入札は一般競争契約の意味を指しますが、落札の上限としてまず予定価格を作成します。
入札する金額が予定価格よりも安ければ落札となり仕事をもらうことができます。
入札に参加する会社は自分の会社の利益を少しでも多く確保するためになるべく高い金額で落札をしようとしますが他社よりも高い金額だと仕事をとることができません。
A社:10万円(利益2万円)
B社:14万円(利益6万円)
C社:20万円(利益5万円)
この場合、A社の落札価格で決定します。
B社の14万円から6万円を引くとかかるお金はA社と同様、8万円となるわけですが利益を取りすぎたために入札に失敗したことがわかります。

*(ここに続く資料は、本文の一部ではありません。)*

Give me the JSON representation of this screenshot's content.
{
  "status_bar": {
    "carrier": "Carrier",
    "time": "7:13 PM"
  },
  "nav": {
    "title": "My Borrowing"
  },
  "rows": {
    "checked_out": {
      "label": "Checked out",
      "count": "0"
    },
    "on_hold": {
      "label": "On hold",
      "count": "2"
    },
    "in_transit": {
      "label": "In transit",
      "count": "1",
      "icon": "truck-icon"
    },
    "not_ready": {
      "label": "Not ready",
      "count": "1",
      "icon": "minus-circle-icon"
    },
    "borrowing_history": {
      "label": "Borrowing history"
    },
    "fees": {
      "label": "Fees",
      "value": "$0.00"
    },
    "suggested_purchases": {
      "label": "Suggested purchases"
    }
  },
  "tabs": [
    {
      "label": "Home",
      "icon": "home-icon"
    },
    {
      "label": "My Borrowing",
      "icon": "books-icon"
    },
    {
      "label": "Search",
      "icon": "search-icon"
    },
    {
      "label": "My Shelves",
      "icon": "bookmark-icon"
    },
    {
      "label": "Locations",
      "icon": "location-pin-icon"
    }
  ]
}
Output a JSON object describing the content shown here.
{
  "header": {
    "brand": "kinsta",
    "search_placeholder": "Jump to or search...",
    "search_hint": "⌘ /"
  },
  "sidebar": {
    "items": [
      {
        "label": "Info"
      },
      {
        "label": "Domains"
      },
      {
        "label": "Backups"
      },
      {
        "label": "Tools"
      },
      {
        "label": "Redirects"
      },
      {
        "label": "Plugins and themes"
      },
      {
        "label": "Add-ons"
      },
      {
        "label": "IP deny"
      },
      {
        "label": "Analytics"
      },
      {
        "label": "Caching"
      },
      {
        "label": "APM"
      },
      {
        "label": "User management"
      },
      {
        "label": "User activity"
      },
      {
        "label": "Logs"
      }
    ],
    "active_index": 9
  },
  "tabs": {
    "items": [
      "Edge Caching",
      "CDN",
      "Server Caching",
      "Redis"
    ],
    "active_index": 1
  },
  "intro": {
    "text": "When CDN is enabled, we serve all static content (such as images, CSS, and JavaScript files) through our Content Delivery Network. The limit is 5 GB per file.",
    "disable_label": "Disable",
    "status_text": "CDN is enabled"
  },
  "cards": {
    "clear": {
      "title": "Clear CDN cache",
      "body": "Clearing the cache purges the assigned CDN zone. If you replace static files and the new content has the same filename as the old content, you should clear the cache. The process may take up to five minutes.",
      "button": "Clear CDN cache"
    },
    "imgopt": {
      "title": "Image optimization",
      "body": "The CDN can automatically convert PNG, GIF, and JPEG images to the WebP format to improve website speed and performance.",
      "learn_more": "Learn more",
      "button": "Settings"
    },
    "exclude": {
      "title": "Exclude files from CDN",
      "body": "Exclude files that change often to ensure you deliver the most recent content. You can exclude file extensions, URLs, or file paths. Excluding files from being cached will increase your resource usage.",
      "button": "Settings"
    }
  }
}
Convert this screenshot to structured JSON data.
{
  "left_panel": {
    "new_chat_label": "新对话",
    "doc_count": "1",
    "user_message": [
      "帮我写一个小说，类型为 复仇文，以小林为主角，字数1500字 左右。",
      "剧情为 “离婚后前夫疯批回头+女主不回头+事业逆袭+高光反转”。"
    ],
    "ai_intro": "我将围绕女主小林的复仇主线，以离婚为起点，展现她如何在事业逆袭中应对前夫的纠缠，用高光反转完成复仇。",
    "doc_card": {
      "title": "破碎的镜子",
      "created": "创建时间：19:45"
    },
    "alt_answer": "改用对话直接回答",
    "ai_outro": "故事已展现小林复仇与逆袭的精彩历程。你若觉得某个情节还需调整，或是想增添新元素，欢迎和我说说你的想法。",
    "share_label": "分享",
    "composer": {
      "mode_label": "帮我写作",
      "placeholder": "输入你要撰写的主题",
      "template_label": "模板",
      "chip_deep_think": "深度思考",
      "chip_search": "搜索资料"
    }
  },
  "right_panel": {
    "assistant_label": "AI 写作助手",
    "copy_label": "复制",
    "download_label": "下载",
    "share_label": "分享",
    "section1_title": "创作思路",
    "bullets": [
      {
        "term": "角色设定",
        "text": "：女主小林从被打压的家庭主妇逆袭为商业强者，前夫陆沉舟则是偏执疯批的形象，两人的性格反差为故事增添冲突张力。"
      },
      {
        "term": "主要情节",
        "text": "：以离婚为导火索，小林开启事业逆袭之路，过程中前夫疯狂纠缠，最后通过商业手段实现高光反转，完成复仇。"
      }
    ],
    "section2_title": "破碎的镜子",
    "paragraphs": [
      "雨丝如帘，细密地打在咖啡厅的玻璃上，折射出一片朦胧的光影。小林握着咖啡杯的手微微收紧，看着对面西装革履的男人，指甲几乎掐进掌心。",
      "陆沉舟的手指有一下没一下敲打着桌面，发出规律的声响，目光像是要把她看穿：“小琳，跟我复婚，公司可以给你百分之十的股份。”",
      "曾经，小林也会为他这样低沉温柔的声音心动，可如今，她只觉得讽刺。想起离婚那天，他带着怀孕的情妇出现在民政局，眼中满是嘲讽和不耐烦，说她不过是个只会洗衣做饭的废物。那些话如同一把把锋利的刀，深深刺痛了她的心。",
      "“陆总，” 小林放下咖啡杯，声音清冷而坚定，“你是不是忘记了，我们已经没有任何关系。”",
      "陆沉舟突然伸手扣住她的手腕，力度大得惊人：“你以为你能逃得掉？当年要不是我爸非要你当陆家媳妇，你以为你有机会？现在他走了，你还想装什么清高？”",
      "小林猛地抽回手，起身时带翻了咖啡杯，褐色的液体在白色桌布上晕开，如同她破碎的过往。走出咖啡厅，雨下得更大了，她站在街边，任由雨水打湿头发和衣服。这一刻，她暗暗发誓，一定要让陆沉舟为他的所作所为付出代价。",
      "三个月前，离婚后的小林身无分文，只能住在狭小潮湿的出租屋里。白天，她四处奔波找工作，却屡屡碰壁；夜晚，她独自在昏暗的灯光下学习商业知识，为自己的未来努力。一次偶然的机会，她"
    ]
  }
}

C社は原価で15万円もかかっていることが分かりますが、そもそも人の使いすぎや費用が他社よりもかかりすぎている点が問題となります。
少し分かりにくい説明ですが、こうした形でボートレース福岡の警備も入札制度が使われているのです。
ボートレース福岡の主催者は福岡市と福岡都市圏広域行政事業組合です。
市が運営しているということは赤字も利益もすべては福岡市に還元されるので特定の業者と癒着できないために入札制度を使っています。
ボートレース福岡が入札によって契約した警備会社はどこなのかを調べてみました。
愛知県名古屋市の株式会社コアズ
愛知県名古屋市に本社を構える株式会社コアズのセキュリティ事業は全国に4箇所ありました。
ボートレース福岡の警備は九州事業本部の管轄だと思われます。
株式会社コアズには従業員の教育をしろ!だとか、そもそもそんな人間を雇用するな!と思う人も多いかもしれません。
しかし一個人の勤務中による犯行なのでさすがにそこまではフォローできなかったといったところでしょうか。
しかしこのままなんのお咎めもない訳にはいかなかったのです。
コアズには競争入札停止処分が
9月14日から3ヶ月の間、入札に参加できないという措置がとられました。
警備での契約金額は1年で1億5493万1117円と巨額ですがボートレース福岡で開催される日数は約180日で警備員も1名・2名の次元ではないので妥当な金額なのでしょう。
どれくらいの罪になるのか?
警備員にはどのような処分が下るのでしょうか。
まず、刑事罰に関してですが窃取を認めているということなので、よほど悪質でなく初犯であれば前科とはならず前歴という記録だけが残って終わるかと思われます。
犯罪歴が付く場合は調書をとったあと、在宅起訴で裁判所から通達を待ち執行猶予付きの犯罪歴で終わることでしょう。
ただし、警備会社は1億円超えの入札に参加できなくなっただけではなく、会社の評判を落とされたたなどの理由で損害賠償請求などを受ける可能性もあるのではないかと思います。
まとめ
競艇場で前のお客さんが釣り銭を取り忘れていた場合、すぐに届け出るようにしましょう!
いくら負けが込んでいてもそれを取ってしまうだけで最悪の場合、人生が変わってきます。
また、競艇場だけでなくてもセルフガソリンスタンドやラーメン屋の券売機などでもお釣りが忘れられていた場合には必ず届け出ましょう。
今の時代、監視カメラはありとあらゆるところに付けられています。